Marijuana rules changing in Colo.

DENVER — Colorado has nation’s most detailed pot law, but state lawmakers are cracking open last year’s sweeping medical marijuana rules to make some changes.

Marijuana patients are already complaining. They say lawmakers aren’t considering changing some rules most hated by the industry — including increased surveillance of pot shops and a requirement that dispensaries grow 70 percent of the weed they sell.

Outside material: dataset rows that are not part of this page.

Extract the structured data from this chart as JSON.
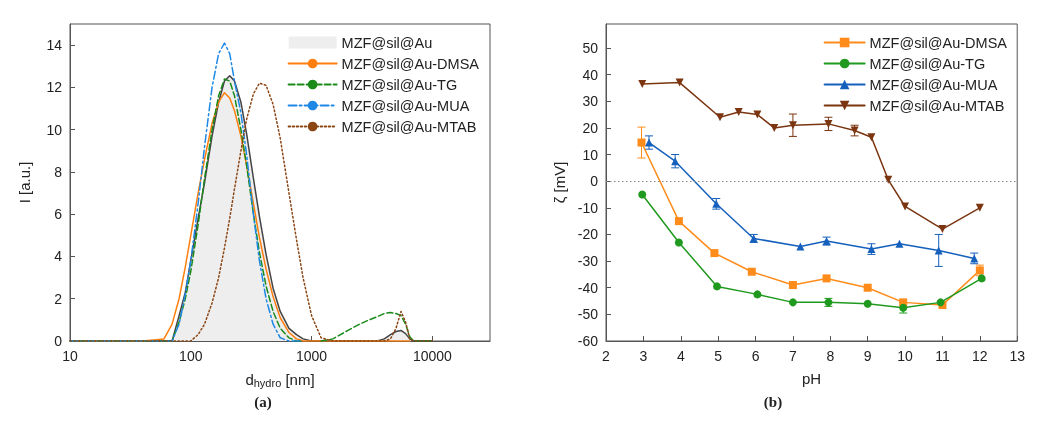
{
  "chart_data": [
    {
      "type": "line",
      "xlabel": "d$_{hydro}$ [nm]",
      "ylabel": "I [a.u.]",
      "log": "x",
      "xlim": [
        10,
        30000
      ],
      "xticks": [
        10,
        100,
        1000,
        10000
      ],
      "ylim": [
        0,
        15
      ],
      "yticks": [
        0,
        2,
        4,
        6,
        8,
        10,
        12,
        14
      ],
      "legend": "top right",
      "annotations": [
        "(a)"
      ],
      "x": [
        10,
        40,
        60,
        70,
        80,
        90,
        100,
        115,
        130,
        150,
        170,
        190,
        210,
        230,
        260,
        290,
        330,
        370,
        420,
        480,
        550,
        650,
        750,
        850,
        1000,
        1200,
        1500,
        2000,
        2500,
        3000,
        3500,
        4000,
        4500,
        5000,
        5500,
        6000,
        6500,
        7000,
        10000
      ],
      "series": [
        {
          "name": "MZF@sil@Au",
          "type": "area",
          "color": "#eeeeee",
          "values": [
            0,
            0,
            0,
            0,
            1.2,
            2.3,
            3.8,
            5.8,
            7.5,
            9.7,
            11.3,
            12.3,
            12.55,
            12.3,
            11.3,
            9.8,
            7.7,
            5.9,
            4.1,
            2.5,
            1.4,
            0.6,
            0.3,
            0.1,
            0,
            0,
            0,
            0,
            0,
            0,
            0,
            0.1,
            0.3,
            0.45,
            0.5,
            0.35,
            0.1,
            0,
            0
          ]
        },
        {
          "name": "MZF@sil@Au-DMSA",
          "color": "#ff7f0e",
          "line_style": "solid",
          "values": [
            0,
            0,
            0.1,
            0.8,
            2.0,
            3.5,
            5.0,
            7.0,
            8.6,
            10.3,
            11.3,
            11.75,
            11.5,
            10.9,
            9.7,
            8.3,
            6.5,
            4.9,
            3.4,
            2.1,
            1.1,
            0.4,
            0.1,
            0,
            0,
            0,
            0,
            0,
            0,
            0,
            0,
            0,
            0,
            0,
            0,
            0,
            0,
            null,
            null
          ]
        },
        {
          "name": "MZF@sil@Au-TG",
          "color": "#1a8a1a",
          "line_style": "dashed",
          "values": [
            0,
            0,
            0,
            0,
            0.9,
            2.0,
            3.3,
            5.5,
            7.7,
            10.0,
            11.6,
            12.4,
            12.3,
            11.6,
            10.0,
            8.3,
            6.0,
            4.2,
            2.6,
            1.4,
            0.6,
            0.15,
            0,
            0,
            null,
            0,
            0.1,
            0.5,
            0.8,
            1.0,
            1.15,
            1.3,
            1.35,
            1.3,
            1.2,
            0.8,
            0.2,
            0,
            0
          ]
        },
        {
          "name": "MZF@sil@Au-MUA",
          "color": "#1e88e5",
          "line_style": "dashdot",
          "values": [
            0,
            0,
            0,
            0,
            0.8,
            2.2,
            3.8,
            6.5,
            9.2,
            12.0,
            13.6,
            14.1,
            13.6,
            12.3,
            10.8,
            8.8,
            6.0,
            3.8,
            2.0,
            0.8,
            0.15,
            0,
            0,
            0,
            null,
            null,
            null,
            null,
            null,
            null,
            null,
            null,
            null,
            null,
            null,
            null,
            null,
            null,
            null
          ]
        },
        {
          "name": "MZF@sil@Au-MTAB",
          "color": "#8b4513",
          "line_style": "dotted",
          "values": [
            0,
            0,
            0,
            0,
            0,
            0,
            0,
            0.3,
            0.8,
            1.8,
            3.0,
            4.4,
            5.8,
            7.2,
            9.0,
            10.5,
            11.7,
            12.2,
            12.1,
            11.2,
            9.6,
            7.0,
            4.8,
            3.0,
            1.2,
            0.15,
            0,
            0,
            0,
            0,
            0,
            0,
            0.1,
            0.6,
            1.4,
            0.9,
            0.1,
            0,
            0
          ]
        }
      ]
    },
    {
      "type": "line",
      "xlabel": "pH",
      "ylabel": "ζ [mV]",
      "xlim": [
        2,
        13
      ],
      "xticks": [
        2,
        3,
        4,
        5,
        6,
        7,
        8,
        9,
        10,
        11,
        12,
        13
      ],
      "ylim": [
        -60,
        59
      ],
      "yticks": [
        -60,
        -50,
        -40,
        -30,
        -20,
        -10,
        0,
        10,
        20,
        30,
        40,
        50
      ],
      "legend": "top right",
      "line_style": "solid",
      "annotations": [
        "(b)"
      ],
      "ref_lines": [
        {
          "axis": "y",
          "value": 0,
          "color": "#888888",
          "line_style": "dotted"
        }
      ],
      "series": [
        {
          "name": "MZF@sil@Au-DMSA",
          "color": "#ff8c1a",
          "marker": "square",
          "x": [
            2.95,
            3.95,
            4.9,
            5.9,
            7,
            7.9,
            9,
            9.95,
            11,
            12
          ],
          "values": [
            14.5,
            -15,
            -27,
            -34,
            -39,
            -36.5,
            -40,
            -45.5,
            -46.5,
            -33.5
          ],
          "errors": [
            5.8,
            null,
            null,
            null,
            null,
            null,
            null,
            null,
            null,
            2
          ]
        },
        {
          "name": "MZF@sil@Au-TG",
          "color": "#1f9a1f",
          "marker": "circle",
          "x": [
            2.97,
            3.95,
            4.97,
            6.05,
            7,
            7.95,
            9,
            9.95,
            10.95,
            12.05
          ],
          "values": [
            -5,
            -23,
            -39.5,
            -42.5,
            -45.5,
            -45.5,
            -46,
            -47.5,
            -45.5,
            -36.5
          ],
          "errors": [
            null,
            null,
            null,
            null,
            null,
            1.5,
            null,
            2,
            null,
            null
          ]
        },
        {
          "name": "MZF@sil@Au-MUA",
          "color": "#1560bd",
          "marker": "triangle",
          "x": [
            3.15,
            3.85,
            4.95,
            5.95,
            7.2,
            7.9,
            9.1,
            9.85,
            10.9,
            11.85
          ],
          "values": [
            14.5,
            7.5,
            -8.5,
            -21.5,
            -24.5,
            -22.5,
            -25.5,
            -23.5,
            -26,
            -29
          ],
          "errors": [
            2.5,
            2.5,
            2,
            1.5,
            null,
            1.5,
            2,
            null,
            6,
            2
          ]
        },
        {
          "name": "MZF@sil@Au-MTAB",
          "color": "#7b3510",
          "marker": "triangle-down",
          "x": [
            2.97,
            3.97,
            5.05,
            5.55,
            6.05,
            6.5,
            7,
            7.95,
            8.65,
            9.1,
            9.55,
            10,
            11,
            12
          ],
          "values": [
            36.5,
            37,
            24,
            26,
            25,
            20,
            21,
            21.5,
            19,
            16.5,
            0.5,
            -9.5,
            -18,
            -10
          ],
          "errors": [
            null,
            null,
            null,
            null,
            null,
            null,
            4.2,
            2.5,
            2,
            null,
            null,
            null,
            null,
            null
          ]
        }
      ]
    }
  ]
}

The bill that went before the House Judiciary Committee today tweaks Colorado marijuana law after complaints from the industry, from doctors and from law enforcement. Among the changes, the bill:

— Extends a moratorium on new state licenses to sell medical pot by a year, from this summer to mid-2012;

— Relaxes the requirement that people working in pot shops must have lived in Colorado two years, requiring only the owners to meet residency requirements;

— Requires pot shops to behave more like medical clinics with patient privacy, to make sure patient records don’t end up in public trash cans;

— Clarifies that doctors with restricted licenses may recommend marijuana as long as the Colorado Medical Board clears them to do so;

— Sets a 500-plant limit for makers of products infused with cannabis, such as marijuana brownies.

The bill’s sponsor, Republican Rep. Tom Massey, said that this year’s medical marijuana bill isn’t nearly as sweeping as last year’s. Many of those rules haven’t take effect yet, pending final rule-making by state agencies.

“What we are doing this year . is really more of a cleanup” of last year’s law, Massey said, indicating the changes were minor.